For peas, McKenzie has not seen yield benefits from P fertilizer as long as the soil P is 30 lbs/acre or more. But for cereals and oilseeds on fields with 30 to 50 lbs/ac P in the soil, he advises up to 20 lbs/ac of starter P.

For fields with low available soil P, less than 30 lbs/ac in the zero to six inch depth, McKenzie advises applying the amount recommended for a target yield. Most crops respond to fertilizer P when soils test low in P. “Look for a fertilizer response that returns $2 for every dollar you invest in P,” he says. “You might gain a couple of bushels in yield from applying starter P, but even for canola, at $10, with today’s P price, it’s cost you $22 to make $20.”

Look for alternative sources of P
Manure or compost, with its high phosphate content, is an excellent alternative to commercial fertilizer, says McKenzie. The conventional notion that hauling manure more than 20 miles is cost prohibitive, was based on the prices prevailing some time ago. That advice held as long as fuel and fertilizer prices rose in step. Now, fertilizer prices have risen faster than fuel costs. It may well be worth hauling manure further than was reasonable a few years ago. A grower can haul compost even further and still be ahead.

When applying manure or compost, McKenzie advises calculating application rates to meet crops’ P needs for four years; that is generally in the range of 100 to 150 lbs/ac, based on each bushel of grain removing 0.6 lbs (P2O5). Applying manure or compost to provide that rate to a quarter of one’s cropland each year should allow a grower to continue cropping without applying granular P fertilizer or losing yield due to P deficiency.

Agrium’s Conda Phosphate Operations, Conda, Idaho.       Photo courtesy of Agrium Inc.       

Flaten agrees with that approach, and believes the agricultural industry needs to go further in using alternative sources of P. “We can replace some of the P we export from the farm by recycling some of the P that remains in agriculture, by applying manure and taking advantage of animal urine,” he says. “But we export most of our crop nutrients as grain or other products to the cities and they’re lost to agriculture. We really need to recycle the phosphate that’s exported to the cities and flushed down the toilets. We have finite supplies of phosphate in the world and we may already be past peak production. The technology is available to reclaim phosphate from sewage. We need to use it.”
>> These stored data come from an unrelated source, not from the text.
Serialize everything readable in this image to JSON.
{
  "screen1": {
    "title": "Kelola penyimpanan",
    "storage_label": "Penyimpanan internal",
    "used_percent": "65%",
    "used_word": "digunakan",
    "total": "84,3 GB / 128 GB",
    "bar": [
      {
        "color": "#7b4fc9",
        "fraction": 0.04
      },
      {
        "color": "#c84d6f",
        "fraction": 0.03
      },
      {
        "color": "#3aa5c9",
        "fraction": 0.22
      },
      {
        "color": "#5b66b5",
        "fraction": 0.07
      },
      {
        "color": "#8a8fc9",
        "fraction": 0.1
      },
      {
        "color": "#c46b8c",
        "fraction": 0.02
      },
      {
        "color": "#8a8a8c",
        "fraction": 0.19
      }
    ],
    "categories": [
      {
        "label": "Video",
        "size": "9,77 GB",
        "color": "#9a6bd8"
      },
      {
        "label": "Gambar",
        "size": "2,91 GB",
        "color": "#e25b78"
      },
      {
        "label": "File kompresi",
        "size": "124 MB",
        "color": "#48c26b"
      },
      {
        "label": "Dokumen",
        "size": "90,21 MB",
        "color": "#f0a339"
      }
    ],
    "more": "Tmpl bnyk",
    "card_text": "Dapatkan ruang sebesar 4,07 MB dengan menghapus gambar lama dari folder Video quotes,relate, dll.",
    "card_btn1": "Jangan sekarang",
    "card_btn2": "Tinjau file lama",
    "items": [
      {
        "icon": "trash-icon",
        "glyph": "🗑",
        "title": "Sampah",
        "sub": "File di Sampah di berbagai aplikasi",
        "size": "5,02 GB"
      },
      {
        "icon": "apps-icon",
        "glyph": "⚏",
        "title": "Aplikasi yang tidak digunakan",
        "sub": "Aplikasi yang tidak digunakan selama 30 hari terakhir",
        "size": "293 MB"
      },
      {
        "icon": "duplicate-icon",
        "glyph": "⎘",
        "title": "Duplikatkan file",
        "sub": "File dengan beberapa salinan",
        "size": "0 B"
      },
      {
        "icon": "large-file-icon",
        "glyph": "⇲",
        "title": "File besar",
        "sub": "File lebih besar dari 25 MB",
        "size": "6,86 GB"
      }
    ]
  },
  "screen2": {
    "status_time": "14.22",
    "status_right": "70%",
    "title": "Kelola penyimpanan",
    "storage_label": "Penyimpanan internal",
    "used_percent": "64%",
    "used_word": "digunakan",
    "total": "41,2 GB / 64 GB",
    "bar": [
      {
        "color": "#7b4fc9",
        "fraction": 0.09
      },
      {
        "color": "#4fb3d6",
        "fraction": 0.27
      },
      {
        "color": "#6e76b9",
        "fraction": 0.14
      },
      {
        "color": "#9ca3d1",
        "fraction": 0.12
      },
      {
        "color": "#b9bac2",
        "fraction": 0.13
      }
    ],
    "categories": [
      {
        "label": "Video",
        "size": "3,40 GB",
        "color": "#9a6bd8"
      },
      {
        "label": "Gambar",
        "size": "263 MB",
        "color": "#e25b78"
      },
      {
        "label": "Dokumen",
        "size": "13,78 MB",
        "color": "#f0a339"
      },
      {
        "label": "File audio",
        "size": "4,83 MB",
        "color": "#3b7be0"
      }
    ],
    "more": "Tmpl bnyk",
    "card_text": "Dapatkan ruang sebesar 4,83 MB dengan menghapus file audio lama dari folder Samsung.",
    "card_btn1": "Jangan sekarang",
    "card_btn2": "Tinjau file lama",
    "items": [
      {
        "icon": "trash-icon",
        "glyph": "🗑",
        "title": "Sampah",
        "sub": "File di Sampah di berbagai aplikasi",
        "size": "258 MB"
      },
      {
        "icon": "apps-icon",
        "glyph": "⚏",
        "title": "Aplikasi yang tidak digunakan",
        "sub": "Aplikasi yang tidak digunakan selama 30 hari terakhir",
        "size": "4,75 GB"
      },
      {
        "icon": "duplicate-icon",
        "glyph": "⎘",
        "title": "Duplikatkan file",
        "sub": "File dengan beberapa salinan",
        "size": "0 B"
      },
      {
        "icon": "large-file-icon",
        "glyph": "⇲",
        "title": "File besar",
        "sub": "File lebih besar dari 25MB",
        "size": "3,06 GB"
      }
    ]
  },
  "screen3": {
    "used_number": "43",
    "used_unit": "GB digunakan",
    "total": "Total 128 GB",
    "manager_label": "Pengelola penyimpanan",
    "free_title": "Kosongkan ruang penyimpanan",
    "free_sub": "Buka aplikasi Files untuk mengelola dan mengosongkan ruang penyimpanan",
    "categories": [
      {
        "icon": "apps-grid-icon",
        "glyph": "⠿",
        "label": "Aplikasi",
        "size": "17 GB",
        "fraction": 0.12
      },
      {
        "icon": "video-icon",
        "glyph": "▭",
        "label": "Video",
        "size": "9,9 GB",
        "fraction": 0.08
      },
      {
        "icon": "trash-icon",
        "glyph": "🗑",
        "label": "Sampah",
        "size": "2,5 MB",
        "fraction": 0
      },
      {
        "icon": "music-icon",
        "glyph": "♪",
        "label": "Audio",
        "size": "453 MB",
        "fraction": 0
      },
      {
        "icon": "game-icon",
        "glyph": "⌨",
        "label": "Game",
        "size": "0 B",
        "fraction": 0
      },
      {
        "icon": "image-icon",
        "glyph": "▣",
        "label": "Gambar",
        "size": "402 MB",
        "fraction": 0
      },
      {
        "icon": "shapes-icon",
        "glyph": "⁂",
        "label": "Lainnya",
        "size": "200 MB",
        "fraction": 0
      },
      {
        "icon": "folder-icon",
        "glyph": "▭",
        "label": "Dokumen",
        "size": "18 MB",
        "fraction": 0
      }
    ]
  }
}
Flaten is describing precipitation of struvite (ammonium magnesium phosphate) from municipal wastewater at Edmonton’s Gold Bar Wastewater Treatment Plant, which has used the technology since spring 2007. The plant handles wastewater from a city of 750,000 people and produces about 500 kg of struvite per day, removing more than 80 percent of P that might otherwise contribute to pollution of rivers and lakes as well as causing scaling problems in the treatment plant and pipelines. The technology, which the plant manager says is “so simple we haven’t been able to break it,” is being installed in other wastewater and ethanol plants.